Вода действительно была теплой, я быстро достигла середины реки, Илья плыл мне навстречу.

– Ну, как? – спросил он.

– Восхитительно.

– Я же говорил…

Минут через пятнадцать мы поплыли к берегу, Илья подхватил меня на руки, закружил на месте, я взвизгнула, вцепившись в него, а он вдруг замер, глядя мне в глаза.

– Ты невероятно красива, – сказал он то ли с досадой, то ли с удивлением.

– Это плохо?

– Не знаю. Я уже ничего не знаю.

– Уже?

– Несколько дней назад я считал любовь романтическими бреднями, сказкой для взрослых. А сейчас мне трудно представить свою жизнь без тебя. Мысль о том, что тебя со мной не будет, причиняет мне боль.

– Что нам мешает быть вместе? – спросила я.

– Ты могла бы меня полюбить?

– Странный вопрос, учитывая, что мы любовники.

– Заниматься любовью не значит любить.

– Ты сейчас обо мне или все-таки о себе? – поинтересовалась я с усмешкой.

– Должно быть, недоверчивость у меня в характере, – вздохнул он, опуская меня на землю, я сделала шаг назад, и он вновь обнял меня.

– Наверное, нам лучше вернуться в дом, – поспешно сказала я. Он отстранился.

– Да, конечно.

Если Илья рассчитывал на то, что ночное купание вызовет у меня желание откровенничать, то напрасно. Кстати сказать, я на его откровенность тоже рассчитывала и, поднимаясь по тропинке, со злостью думала, что не обладаю искусством вертеть мужчинами и так, и эдак, чего в настоящий момент очень хотелось. Илья оставался для меня загадкой, а причина, по которой он с таким упорством держался рядом со мной, по-прежнему была не ясна. Я исповедаться тоже не спешила, ведь я не знала, кто передо мной: друг или враг. Тут возможны варианты, он может быть врагом, который испытывал ко мне нечто вроде влюбленности, или все-таки другом, у которого были веские причины хранить свои тайны. Конечно, можно еще раз попытаться вызвать его на откровенный разговор, но почему-то я была уверена: результат будет такой же. Мы жонглировали словами, пытаясь придать некий смысл тому, что смысла было лишено, и погребали то, что имело смысл под словесной шелухой. И так успели поднатореть в этой игре, что она стала приносить нам некое удовлетворение. Иногда я думаю, что было бы, не имей люди возможности говорить? Чтобы тебя поняли, пришлось бы совершать поступки. Только поступок имеет значение. А слова… за словами можно спрятать все, что угодно. И все-таки в тот момент я очень нуждалась в словах. Мне хотелось, чтобы Илья говорил о себе, о своих чувствах. Я была уверена, что смогу отличить правду от лжи. Возможно, это еще одна иллюзия. Я резко повернулась, остановившись в трех шагах от крыльца, и Илья, шедший сзади, едва на меня не налетел. Я положила ему руки на плечи и спросила:

– Ты меня любишь?

– Боюсь, что да, – ответил он и вздохнул, и я поверила в то, что он сказал. Но это мало что объясняло, скорее запутывало.

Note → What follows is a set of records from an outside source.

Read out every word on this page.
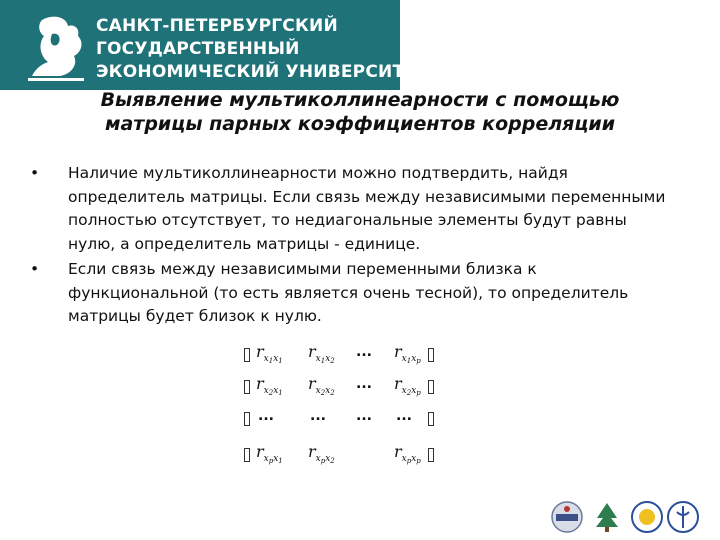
САНКТ-ПЕТЕРБУРГСКИЙ
ГОСУДАРСТВЕННЫЙ
ЭКОНОМИЧЕСКИЙ УНИВЕРСИТЕТ
Выявление мультиколлинеарности с помощью
матрицы парных коэффициентов корреляции
• Наличие мультиколлинеарности можно подтвердить, найдя определитель матрицы. Если связь между независимыми переменными полностью отсутствует, то недиагональные элементы будут равны нулю, а определитель матрицы - единице.
• Если связь между независимыми переменными близка к функциональной (то есть является очень тесной), то определитель матрицы будет близок к нулю.
$r_{x_1x_1}$ $r_{x_1x_2}$
... $r_{x_1x_p}$
$r_{x_2x_1}$ $r_{x_2x_2}$
... $r_{x_2x_p}$
...	... ... ...
$r_{x_px_1}$ $r_{x_px_2}$	$r_{x_px_p}$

– Почему ты боишься? – все-таки спросила я, уже зная, что на сей раз правды он не скажет.

– Потому что в твоей жизни мне нет места, как нет тебе в моей.

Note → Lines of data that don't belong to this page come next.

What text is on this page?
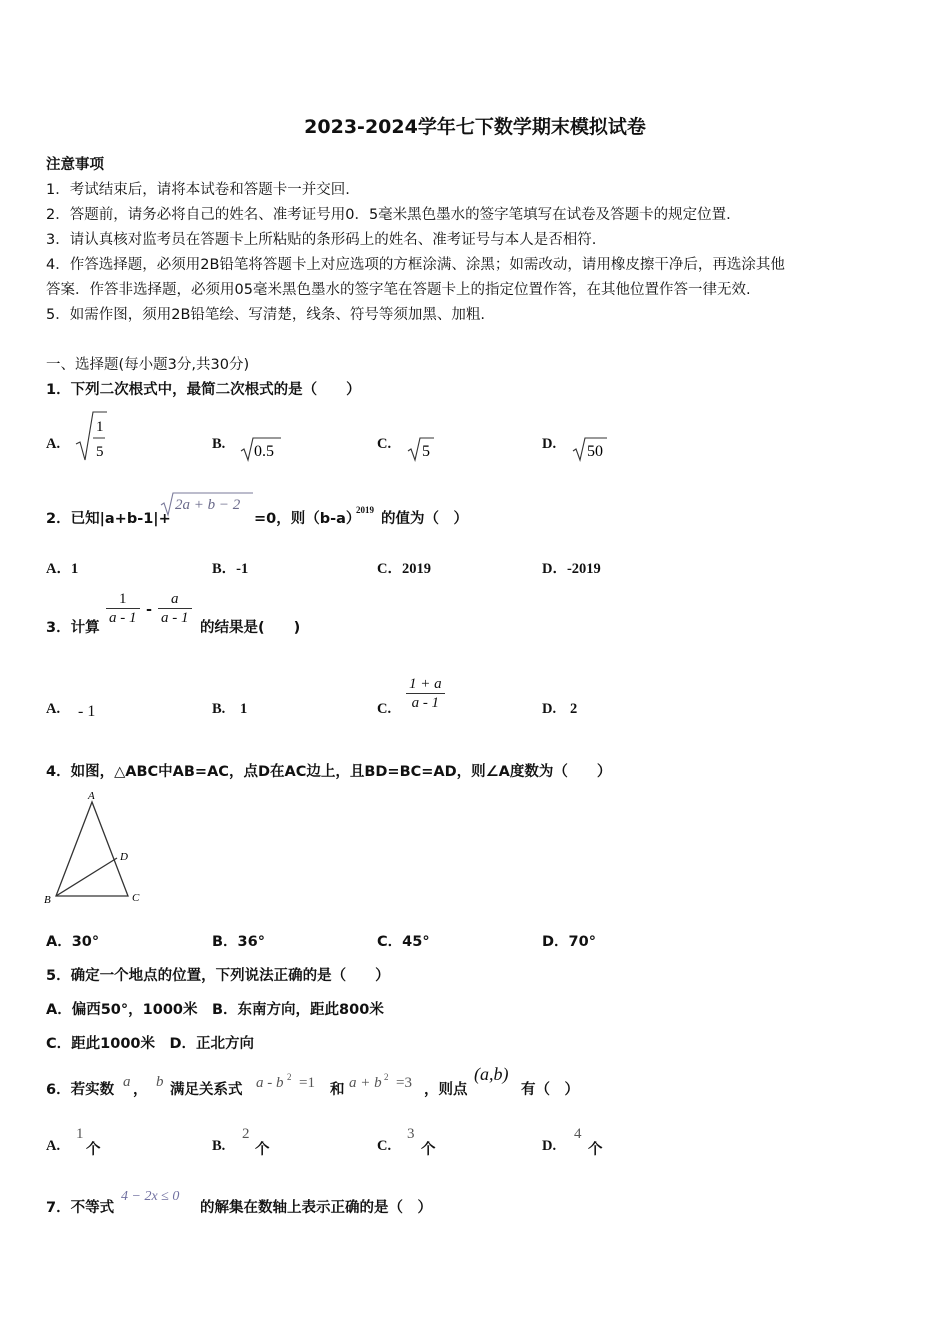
2023-2024学年七下数学期末模拟试卷
注意事项
1．考试结束后，请将本试卷和答题卡一并交回.
2．答题前，请务必将自己的姓名、准考证号用0．5毫米黑色墨水的签字笔填写在试卷及答题卡的规定位置.
3．请认真核对监考员在答题卡上所粘贴的条形码上的姓名、准考证号与本人是否相符.
4．作答选择题，必须用2B铅笔将答题卡上对应选项的方框涂满、涂黑；如需改动，请用橡皮擦干净后，再选涂其他
答案．作答非选择题，必须用05毫米黑色墨水的签字笔在答题卡上的指定位置作答，在其他位置作答一律无效.
5．如需作图，须用2B铅笔绘、写清楚，线条、符号等须加黑、加粗.
一、选择题(每小题3分,共30分)
1．下列二次根式中，最简二次根式的是（　　）
A.
1
5	B. 0.5	C. 5	D. 50
2．已知|a+b-1|+
2a + b − 2
=0，则（b-a）
2019
的值为（　）
A．1	B．-1	C．2019	D．-2019
3．计算
$\frac{1}{a - 1} - \frac{a}{a - 1}$
的结果是(　　)
A. - 1	B. 1	C. $\frac{1 + a}{a - 1}$	D. 2
4．如图，△ABC中AB=AC，点D在AC边上，且BD=BC=AD，则∠A度数为（　　）
A
B	C
D
A．30°	B．36°	C．45°	D．70°
5．确定一个地点的位置，下列说法正确的是（　　）
A．偏西50°，1000米　B．东南方向，距此800米
C．距此1000米　D．正北方向
6．若实数 a ， b 满足关系式 a - b 2 =1 和 a + b 2 =3 ，则点
(a,b)
有（　）
A.
1
个	B.
2
个	C.
3
个	D.
4
个
7．不等式
4 − 2x ≤ 0
的解集在数轴上表示正确的是（　）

– Грустно, – кивнула я и поцеловала его. Мы стояли, обнявшись, и каждый думал о своем.

Уже ближе к утру, лежа в его объятиях, я все-таки вернулась к нашему разговору:

– Ты боишься неприятных сюрпризов?

– Кто их не боится, – усмехнулся он, поглаживая мое плечо. – Я ничего о тебе не знаю. Даже имени, – добавил он со вздохом.

– Сомневаюсь. Интуиция мне подсказывает, что ты знаешь куда больше.

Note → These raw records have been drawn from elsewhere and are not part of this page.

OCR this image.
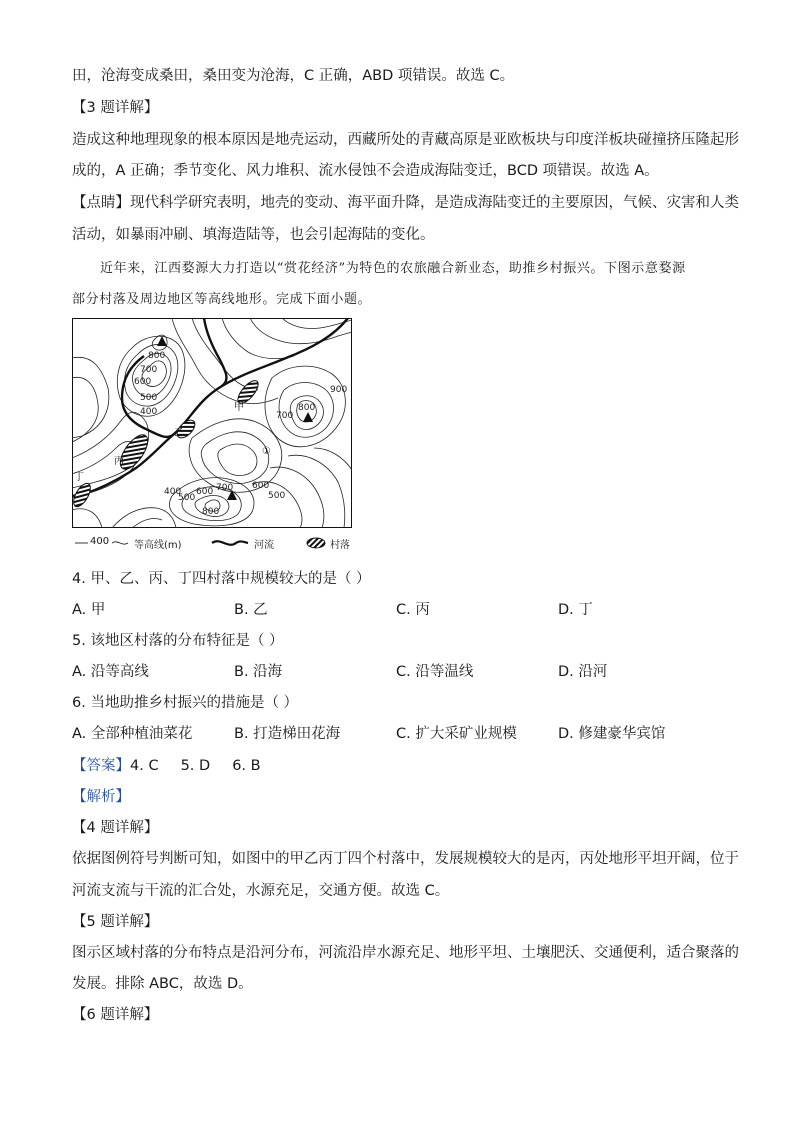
田，沧海变成桑田，桑田变为沧海，C 正确，ABD 项错误。故选 C。
【3 题详解】
造成这种地理现象的根本原因是地壳运动，西藏所处的青藏高原是亚欧板块与印度洋板块碰撞挤压隆起形
成的，A 正确；季节变化、风力堆积、流水侵蚀不会造成海陆变迁，BCD 项错误。故选 A。
【点睛】现代科学研究表明，地壳的变动、海平面升降，是造成海陆变迁的主要原因，气候、灾害和人类
活动，如暴雨冲刷、填海造陆等，也会引起海陆的变化。
近年来，江西婺源大力打造以“赏花经济”为特色的农旅融合新业态，助推乡村振兴。下图示意婺源
部分村落及周边地区等高线地形。完成下面小题。
800
700
600
500
400
900
700
800
400
500
600 700 600
500
800
甲
乙
丙
丁
①
400 等高线(m)	河流	村落
4. 甲、乙、丙、丁四村落中规模较大的是（ ）
A. 甲	B. 乙	C. 丙	D. 丁
5. 该地区村落的分布特征是（ ）
A. 沿等高线	B. 沿海	C. 沿等温线	D. 沿河
6. 当地助推乡村振兴的措施是（ ）
A. 全部种植油菜花	B. 打造梯田花海	C. 扩大采矿业规模	D. 修建豪华宾馆
【答案】4. C 5. D 6. B
【解析】
【4 题详解】
依据图例符号判断可知，如图中的甲乙丙丁四个村落中，发展规模较大的是丙，丙处地形平坦开阔，位于
河流支流与干流的汇合处，水源充足，交通方便。故选 C。
【5 题详解】
图示区域村落的分布特点是沿河分布，河流沿岸水源充足、地形平坦、土壤肥沃、交通便利，适合聚落的
发展。排除 ABC，故选 D。
【6 题详解】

– Мои догадки не в счет. Я ведь могу ошибаться, – сказал он.

– Ты ошибаешься в главном. Ты считаешь, что в происходящем я играю главную роль. В действительности я всего лишь фигурка на шахматном поле. Одна из многих. А переставляет их кто-то другой.

– Наверное, так и есть. В любом случае мне не следовало в тебя влюбляться. Это все только усложняет.

– А, по-моему, все просто: есть ты, и есть я. Остальное не имеет значения.